Green Houses turn a new leaf in nursing home care
05:38 PM CST on Tuesday, February 3, 2009
By BOB MOOS / The Dallas Morning News
LONGVIEW – Justine Mercer refused to leave her room when she moved into Holly House. It wasn’t her nature to keep to herself, but she had disliked her previous nursing home and just assumed her new surroundings would be no better.
One year later, the 79-year-old stroke victim is a changed woman. She doesn’t miss a meal with her fellow residents and, on her better days, regales them with stories about growing up as the daughter of Hollywood movie star Smith Ballew.
"I call it a miracle," said Mercer’s daughter, Michele Guess.Residents and family members report other "miracles" at Holly House and its sister nursing home, Hawthorne House, which Dallas-based Buckner Retirement Services Inc. opened amid considerable public attention one year ago.
Holly House and Hawthorne House were Texas’ first Green Houses – small homelike facilities where 10 residents, or elders, receive the full range of personal care and clinical services found in a conventional nursing home.
The two Green Houses in Longview are at the vanguard of a national movement to reinvent the traditional nursing home so that it looks and feels less like a hospital and more like a home where the frail and elderly can live and thrive.
Fifty homes have opened in 12 states, and 130 are under development. Forty-two senior-care organizations are building the houses with technical assistance from NCB Capital Impact, a nonprofit group.
"Our Green Houses are the best thing we’ve ever done," said Pearl Merritt, president of Buckner Retirement Services, a nonprofit agency that traces its roots to the mid-19th century. "They have exceeded our expectations in every respect."
Merritt says Buckner plans to build similar homes elsewhere in Texas and is studying the feasibility of operating several Green Houses as part of a larger retirement development in North Dallas.
Most of the elders at Buckner’s two ranch-style homes in Longview had lived elsewhere on the agency’s Westminster Place retirement campus there, and the rest had moved from their homes or other nursing facilities in the area.
Since settling in at the Holly House and Hawthorne House, the elders have slept in their own bedrooms, eaten home-cooked meals and enjoyed each other’s company, much as the members of any family would.
At the same time, the Green Houses are licensed skilled-nursing care facilities. Residents remain under the watchful eye of a care team that includes a physician, registered nurse, licensed vocational nurse and nurses’ aides.
Many families say they’ve seen improvement in their parents’ physical health and mental alertness over the last year.

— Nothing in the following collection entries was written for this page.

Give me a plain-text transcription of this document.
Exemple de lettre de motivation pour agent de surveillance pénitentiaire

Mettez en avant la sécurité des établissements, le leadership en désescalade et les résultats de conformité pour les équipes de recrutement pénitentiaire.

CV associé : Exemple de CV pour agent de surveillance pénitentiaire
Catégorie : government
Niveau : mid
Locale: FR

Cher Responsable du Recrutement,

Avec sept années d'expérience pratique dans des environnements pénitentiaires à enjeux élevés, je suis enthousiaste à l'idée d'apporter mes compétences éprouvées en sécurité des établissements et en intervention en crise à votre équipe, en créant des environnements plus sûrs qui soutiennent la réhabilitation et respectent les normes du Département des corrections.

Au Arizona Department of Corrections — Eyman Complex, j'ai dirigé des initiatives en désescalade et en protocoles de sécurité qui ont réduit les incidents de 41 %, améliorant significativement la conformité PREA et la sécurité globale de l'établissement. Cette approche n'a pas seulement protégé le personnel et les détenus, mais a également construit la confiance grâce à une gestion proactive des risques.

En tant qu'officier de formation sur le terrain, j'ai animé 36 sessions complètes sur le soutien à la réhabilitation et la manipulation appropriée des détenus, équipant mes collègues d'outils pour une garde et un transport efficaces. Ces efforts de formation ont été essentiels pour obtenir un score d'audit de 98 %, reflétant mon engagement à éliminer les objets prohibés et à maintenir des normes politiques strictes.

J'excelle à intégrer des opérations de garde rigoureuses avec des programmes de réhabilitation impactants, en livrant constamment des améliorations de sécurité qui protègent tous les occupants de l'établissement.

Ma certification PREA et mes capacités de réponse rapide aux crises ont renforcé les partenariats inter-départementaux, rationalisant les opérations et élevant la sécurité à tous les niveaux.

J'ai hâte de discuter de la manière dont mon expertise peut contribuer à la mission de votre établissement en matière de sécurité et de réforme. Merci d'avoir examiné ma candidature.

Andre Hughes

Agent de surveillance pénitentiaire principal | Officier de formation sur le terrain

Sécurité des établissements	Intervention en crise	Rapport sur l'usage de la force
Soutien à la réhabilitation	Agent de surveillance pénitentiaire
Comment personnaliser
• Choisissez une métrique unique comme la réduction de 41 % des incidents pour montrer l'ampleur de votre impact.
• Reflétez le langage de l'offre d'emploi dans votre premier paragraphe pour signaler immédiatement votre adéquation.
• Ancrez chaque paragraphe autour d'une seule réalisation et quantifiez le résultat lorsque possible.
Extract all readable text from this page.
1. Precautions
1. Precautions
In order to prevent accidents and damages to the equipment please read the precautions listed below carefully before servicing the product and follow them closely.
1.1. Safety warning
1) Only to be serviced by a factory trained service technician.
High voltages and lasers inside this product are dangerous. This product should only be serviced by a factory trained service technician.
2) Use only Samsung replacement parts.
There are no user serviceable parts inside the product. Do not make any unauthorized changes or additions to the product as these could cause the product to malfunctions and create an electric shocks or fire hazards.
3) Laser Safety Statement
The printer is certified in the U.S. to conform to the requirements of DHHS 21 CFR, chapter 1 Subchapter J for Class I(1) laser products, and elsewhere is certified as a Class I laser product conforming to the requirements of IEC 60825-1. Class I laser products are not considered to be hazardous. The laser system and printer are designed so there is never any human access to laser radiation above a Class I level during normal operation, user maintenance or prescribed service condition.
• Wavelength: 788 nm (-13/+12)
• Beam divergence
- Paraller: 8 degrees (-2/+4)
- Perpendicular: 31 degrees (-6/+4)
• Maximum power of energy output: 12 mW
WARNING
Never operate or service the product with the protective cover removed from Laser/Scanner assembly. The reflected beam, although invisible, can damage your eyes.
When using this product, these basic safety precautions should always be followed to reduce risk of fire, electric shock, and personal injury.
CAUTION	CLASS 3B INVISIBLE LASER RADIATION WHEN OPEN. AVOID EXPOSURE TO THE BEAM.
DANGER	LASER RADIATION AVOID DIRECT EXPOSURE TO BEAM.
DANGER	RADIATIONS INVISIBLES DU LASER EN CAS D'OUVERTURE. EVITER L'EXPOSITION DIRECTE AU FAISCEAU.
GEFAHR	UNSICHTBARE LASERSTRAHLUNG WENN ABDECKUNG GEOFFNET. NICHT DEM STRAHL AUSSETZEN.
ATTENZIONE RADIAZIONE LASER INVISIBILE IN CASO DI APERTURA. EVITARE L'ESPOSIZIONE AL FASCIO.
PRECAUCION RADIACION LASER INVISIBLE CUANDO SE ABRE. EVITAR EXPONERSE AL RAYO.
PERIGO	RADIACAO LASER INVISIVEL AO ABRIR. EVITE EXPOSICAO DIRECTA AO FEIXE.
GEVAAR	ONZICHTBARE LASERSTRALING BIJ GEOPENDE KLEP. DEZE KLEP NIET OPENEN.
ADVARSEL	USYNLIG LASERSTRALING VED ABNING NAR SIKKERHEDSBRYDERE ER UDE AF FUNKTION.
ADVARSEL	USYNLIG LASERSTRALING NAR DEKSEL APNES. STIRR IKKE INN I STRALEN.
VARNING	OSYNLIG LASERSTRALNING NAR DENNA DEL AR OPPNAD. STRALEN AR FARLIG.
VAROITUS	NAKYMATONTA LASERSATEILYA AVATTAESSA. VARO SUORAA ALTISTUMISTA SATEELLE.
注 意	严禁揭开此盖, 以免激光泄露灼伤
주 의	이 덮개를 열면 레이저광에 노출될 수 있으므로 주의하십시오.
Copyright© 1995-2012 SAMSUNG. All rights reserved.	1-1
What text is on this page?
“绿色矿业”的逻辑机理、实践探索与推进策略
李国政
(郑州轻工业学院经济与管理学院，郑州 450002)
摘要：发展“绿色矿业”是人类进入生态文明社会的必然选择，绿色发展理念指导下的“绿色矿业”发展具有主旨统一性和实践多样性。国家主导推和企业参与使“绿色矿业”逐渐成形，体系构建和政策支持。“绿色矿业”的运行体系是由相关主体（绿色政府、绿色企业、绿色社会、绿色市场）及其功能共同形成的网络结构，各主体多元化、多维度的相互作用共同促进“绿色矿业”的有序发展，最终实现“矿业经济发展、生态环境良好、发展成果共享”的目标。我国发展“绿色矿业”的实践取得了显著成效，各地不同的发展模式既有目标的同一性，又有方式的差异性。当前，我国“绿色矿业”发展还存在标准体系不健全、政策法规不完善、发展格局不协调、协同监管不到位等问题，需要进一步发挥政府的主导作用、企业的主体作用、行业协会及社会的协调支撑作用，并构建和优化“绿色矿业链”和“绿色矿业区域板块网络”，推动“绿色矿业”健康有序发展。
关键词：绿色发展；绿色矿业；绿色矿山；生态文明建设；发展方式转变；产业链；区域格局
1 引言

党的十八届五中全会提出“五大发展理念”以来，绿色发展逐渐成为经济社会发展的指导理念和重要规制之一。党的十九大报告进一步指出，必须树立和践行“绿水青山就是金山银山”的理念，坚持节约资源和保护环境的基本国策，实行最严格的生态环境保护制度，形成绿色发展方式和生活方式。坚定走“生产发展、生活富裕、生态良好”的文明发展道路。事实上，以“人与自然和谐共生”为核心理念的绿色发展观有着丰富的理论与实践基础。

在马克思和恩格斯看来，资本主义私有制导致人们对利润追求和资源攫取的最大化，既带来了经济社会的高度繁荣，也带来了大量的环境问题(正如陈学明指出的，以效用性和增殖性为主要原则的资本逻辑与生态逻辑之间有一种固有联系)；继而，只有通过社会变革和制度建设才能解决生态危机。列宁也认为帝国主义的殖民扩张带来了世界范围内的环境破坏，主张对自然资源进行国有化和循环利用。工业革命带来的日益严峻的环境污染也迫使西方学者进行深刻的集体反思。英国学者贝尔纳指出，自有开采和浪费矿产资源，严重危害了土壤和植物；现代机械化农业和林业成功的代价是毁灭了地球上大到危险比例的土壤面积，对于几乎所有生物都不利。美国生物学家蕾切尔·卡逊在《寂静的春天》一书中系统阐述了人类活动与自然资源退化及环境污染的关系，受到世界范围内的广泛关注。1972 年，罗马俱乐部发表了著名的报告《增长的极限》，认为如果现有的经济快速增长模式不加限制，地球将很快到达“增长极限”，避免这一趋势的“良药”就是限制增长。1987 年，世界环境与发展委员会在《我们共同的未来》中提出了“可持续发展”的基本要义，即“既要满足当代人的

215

Margie Gregory says her 93-year-old mother, Frances Haskins, walks an hour each day – the first time she has exercised in years. She’s also better at remembering names, and her upbeat personality has returned.
"I noticed a difference in my mother after the doctor here changed the pain medication for her back," Gregory said. "She suddenly showed more interest in exercising and in eating, and she soon seemed more alert."
The elders’ improved health isn’t so much a miracle as the result of a close-knit team of caregivers who know their seniors better than they could in a conventional nursing home, said Green House administrator Debby Burgett.